The move extends Mplify's standardisation reach beyond its existing base of network operators, cloud providers, and enterprise organisations into the broader interconnection layer — a category that handles a substantial share of the world's inter-network and cloud traffic.
The collaboration
Mplify's LSO API portfolio covers automated service ordering, provisioning, orchestration, and lifecycle management across multiple provider and technology domains. By integrating with the framework, the three exchanges aim to make IX services programmable alongside the wider NaaS stack.
All three organisations bring prior API automation work to the table. AMS-IX, DE-CIX, and LINX have each contributed to the IX-API project, an Apache-licensed, community-driven initiative that formalises programmatic access to internet exchange services. Riccardo Verzeni, Director of Software Engineering at LINX, said the intent is to extend IX-API into a complementary subsection of the LSO API portfolio, preserving its open, vendor-neutral character while widening the surface across which IX services can be managed and consumed.
DE-CIX CTO Dr Thomas King framed the alliance as a route to NaaS adoption throughout the interconnection value chain: "Through open standards and industry collaboration, DE-CIX drives continual innovation in the interconnection sector and the automation of connectivity services."

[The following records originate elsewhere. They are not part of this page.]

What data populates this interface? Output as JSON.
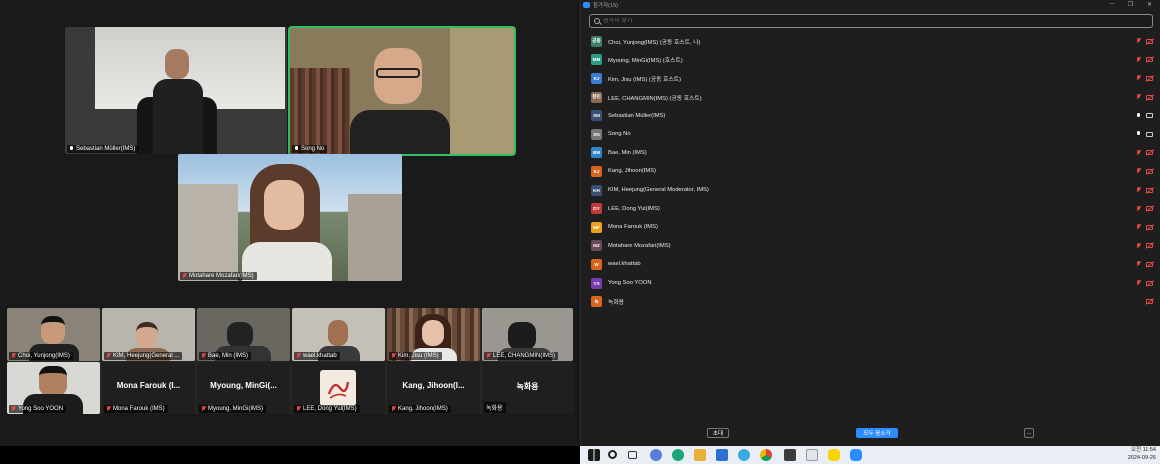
{
  "window": {
    "panel_title": "참가자(15)"
  },
  "gallery": {
    "top_tiles": [
      {
        "name": "Sebastian Müller(IMS)"
      },
      {
        "name": "Song No"
      },
      {
        "name": "Motahare Mozafari(IMS)"
      }
    ],
    "strip_row1": [
      {
        "name": "Choi, Yunjong(IMS)"
      },
      {
        "name": "KIM, Heejung(General ..."
      },
      {
        "name": "Bae, Min (IMS)"
      },
      {
        "name": "wael.khattab"
      },
      {
        "name": "Kim, Jisu (IMS)"
      },
      {
        "name": "LEE, CHANGMIN(IMS)"
      }
    ],
    "strip_row2": [
      {
        "name": "Yong Soo YOON",
        "display": ""
      },
      {
        "name": "Mona Farouk (IMS)",
        "display": "Mona Farouk (I..."
      },
      {
        "name": "Myoung, MinGi(IMS)",
        "display": "Myoung, MinGi(..."
      },
      {
        "name": "LEE, Dong Yul(IMS)",
        "display": ""
      },
      {
        "name": "Kang, Jihoon(IMS)",
        "display": "Kang, Jihoon(I..."
      },
      {
        "name": "녹화용",
        "display": "녹화용"
      }
    ]
  },
  "panel": {
    "search_placeholder": "참가자 찾기",
    "participants": [
      {
        "initials": "공동",
        "color": "#3b7d6b",
        "name": "Choi, Yunjong(IMS) (공동 호스트, 나)",
        "mic": "off",
        "cam": "off"
      },
      {
        "initials": "MM",
        "color": "#2b9e86",
        "name": "Myoung, MinGi(IMS) (호스트)",
        "mic": "off",
        "cam": "off"
      },
      {
        "initials": "KJ",
        "color": "#3a7dd1",
        "name": "Kim, Jisu (IMS) (공동 호스트)",
        "mic": "off",
        "cam": "off"
      },
      {
        "initials": "창민",
        "color": "#8a6a52",
        "name": "LEE, CHANGMIN(IMS) (공동 호스트)",
        "mic": "off",
        "cam": "off"
      },
      {
        "initials": "SM",
        "color": "#3a4f73",
        "name": "Sebastian Müller(IMS)",
        "mic": "on",
        "cam": "on"
      },
      {
        "initials": "SN",
        "color": "#777777",
        "name": "Song No",
        "mic": "on",
        "cam": "on"
      },
      {
        "initials": "BM",
        "color": "#2d86c9",
        "name": "Bae, Min (IMS)",
        "mic": "off",
        "cam": "off"
      },
      {
        "initials": "KJ",
        "color": "#d4641c",
        "name": "Kang, Jihoon(IMS)",
        "mic": "off",
        "cam": "off"
      },
      {
        "initials": "KH",
        "color": "#3a4f73",
        "name": "KIM, Heejung(General Moderator, IMS)",
        "mic": "off",
        "cam": "off"
      },
      {
        "initials": "DY",
        "color": "#c23a3a",
        "name": "LEE, Dong Yul(IMS)",
        "mic": "off",
        "cam": "off"
      },
      {
        "initials": "MF",
        "color": "#e8a21b",
        "name": "Mona Farouk (IMS)",
        "mic": "off",
        "cam": "off"
      },
      {
        "initials": "MZ",
        "color": "#6a4a5a",
        "name": "Motahare Mozafari(IMS)",
        "mic": "off",
        "cam": "off"
      },
      {
        "initials": "W",
        "color": "#d9641c",
        "name": "wael.khattab",
        "mic": "off",
        "cam": "off"
      },
      {
        "initials": "YS",
        "color": "#7a3bb0",
        "name": "Yong Soo YOON",
        "mic": "off",
        "cam": "off"
      },
      {
        "initials": "녹",
        "color": "#d9641c",
        "name": "녹화용",
        "mic": "none",
        "cam": "off"
      }
    ],
    "invite_label": "초대",
    "mute_all_label": "모두 음소거",
    "more_label": "..."
  },
  "taskbar": {
    "time": "오전 11:54",
    "date": "2024-09-26"
  },
  "colors": {
    "accent": "#2d8cff",
    "speaking": "#2fbf60",
    "muted": "#e04848"
  }
}
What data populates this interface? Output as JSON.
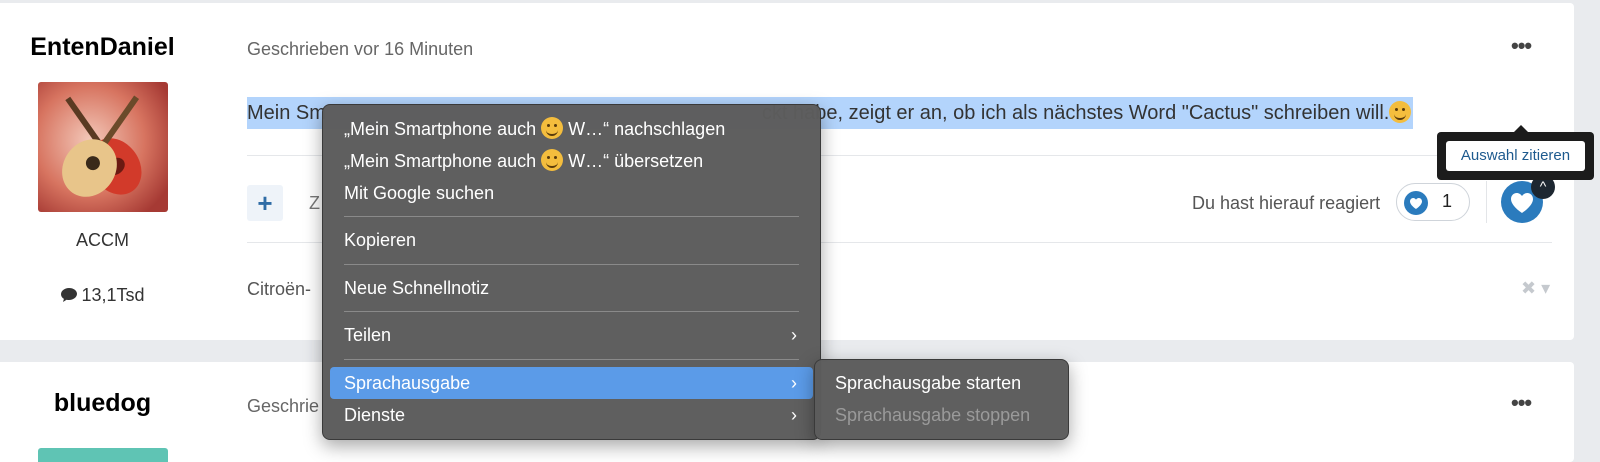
{
  "post1": {
    "author": "EntenDaniel",
    "rank": "ACCM",
    "post_count": "13,1Tsd",
    "meta": "Geschrieben vor 16 Minuten",
    "body_start": "Mein Sm",
    "body_end": "ckt habe, zeigt er an, ob ich als nächstes Word \"Cactus\" schreiben will.",
    "action_partial": "Z",
    "reacted_label": "Du hast hierauf reagiert",
    "reaction_count": "1",
    "signature_partial": "Citroën-",
    "caret": "^",
    "close": "✖ ▾",
    "more": "•••"
  },
  "tooltip": {
    "label": "Auswahl zitieren"
  },
  "context_menu": {
    "items": [
      {
        "pre": "„Mein Smartphone auch",
        "post": "W…“ nachschlagen"
      },
      {
        "pre": "„Mein Smartphone auch",
        "post": "W…“ übersetzen"
      },
      {
        "label": "Mit Google suchen"
      },
      {
        "label": "Kopieren"
      },
      {
        "label": "Neue Schnellnotiz"
      },
      {
        "label": "Teilen"
      },
      {
        "label": "Sprachausgabe"
      },
      {
        "label": "Dienste"
      }
    ],
    "arrow": "›"
  },
  "submenu": {
    "items": [
      {
        "label": "Sprachausgabe starten"
      },
      {
        "label": "Sprachausgabe stoppen"
      }
    ]
  },
  "post2": {
    "author": "bluedog",
    "meta": "Geschrie",
    "more": "•••"
  },
  "colors": {
    "highlight": "#5b9be8",
    "selection": "#b3d4fc",
    "reaction": "#2b7bbd",
    "menu_bg": "#5c5c5c"
  }
}
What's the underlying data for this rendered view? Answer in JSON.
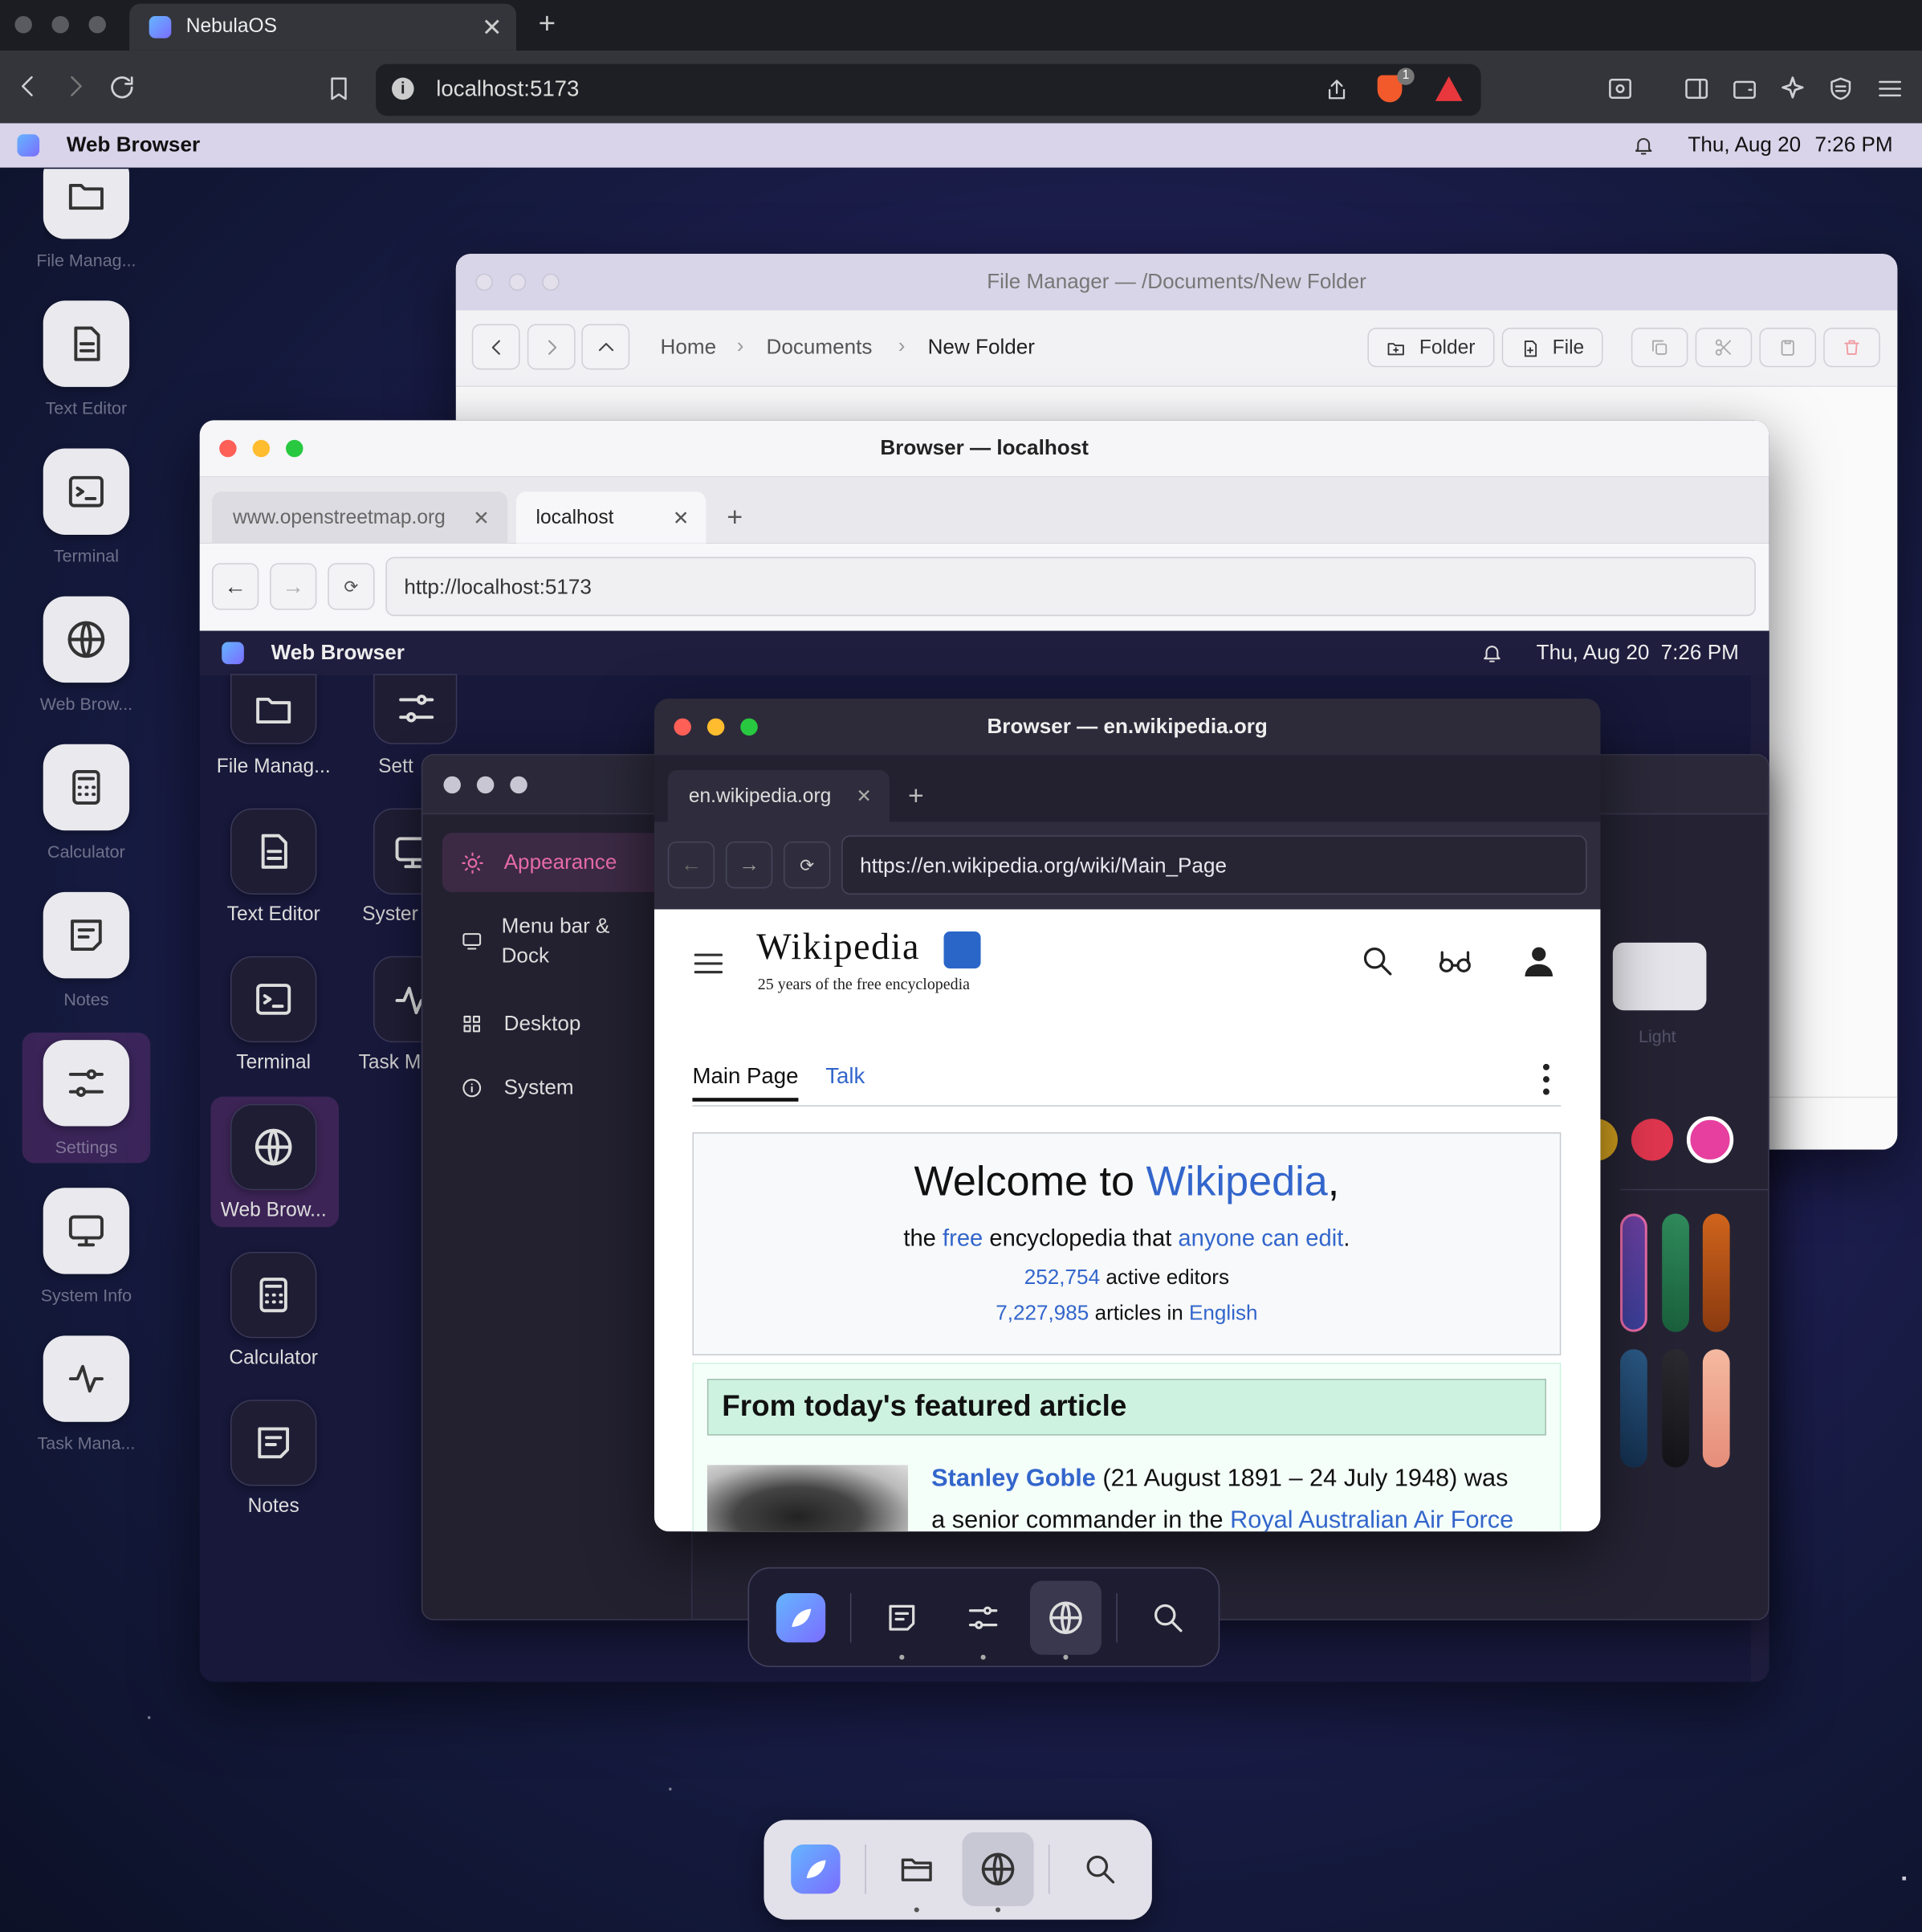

Peter van Burgel, CEO of AMS-IX, added a digital-sovereignty dimension, describing internet exchanges as increasingly important for "resilient, independent, and locally interconnected digital infrastructure" — a framing that resonates with European policymakers pushing for reduced reliance on centralised, hyperscaler-controlled networking paths.
Market context
The announcement reflects a broader industry push to automate infrastructure procurement and provisioning in response to surging AI workloads. Training and inference traffic is characterised by high throughput, bursty demand, and strict latency requirements — properties that strain manually configured peering arrangements and cloud on-ramps. Standardised, API-driven interconnection reduces the time to provision capacity and, in principle, allows AI platforms to trigger connectivity changes programmatically.
Mplify sits alongside MEF Forum and the TM Forum in the standards landscape for network service automation; LSO APIs were originally developed under the MEF umbrella before Mplify was established as a distinct entity. The addition of three major neutral exchanges — AMS-IX operates in Amsterdam and across a large number of metro locations; DE-CIX is headquartered in Frankfurt and claims the world's highest peak traffic volumes at a single exchange; LINX is the London-based neutral exchange — gives the LSO framework credibility with a constituency that has historically maintained close control of its own tooling.
For enterprise buyers and cloud architects, the practical implication is a potential path to unified, standards-based ordering of both carrier connectivity and exchange peering through a common API surface. That promise has been articulated in various forms across the telecoms industry for over a decade; execution and commercial uptake remain the harder tests. Mplify has not disclosed the number of active API integrations, transaction volumes, or committed delivery timelines for the IX-specific API extensions.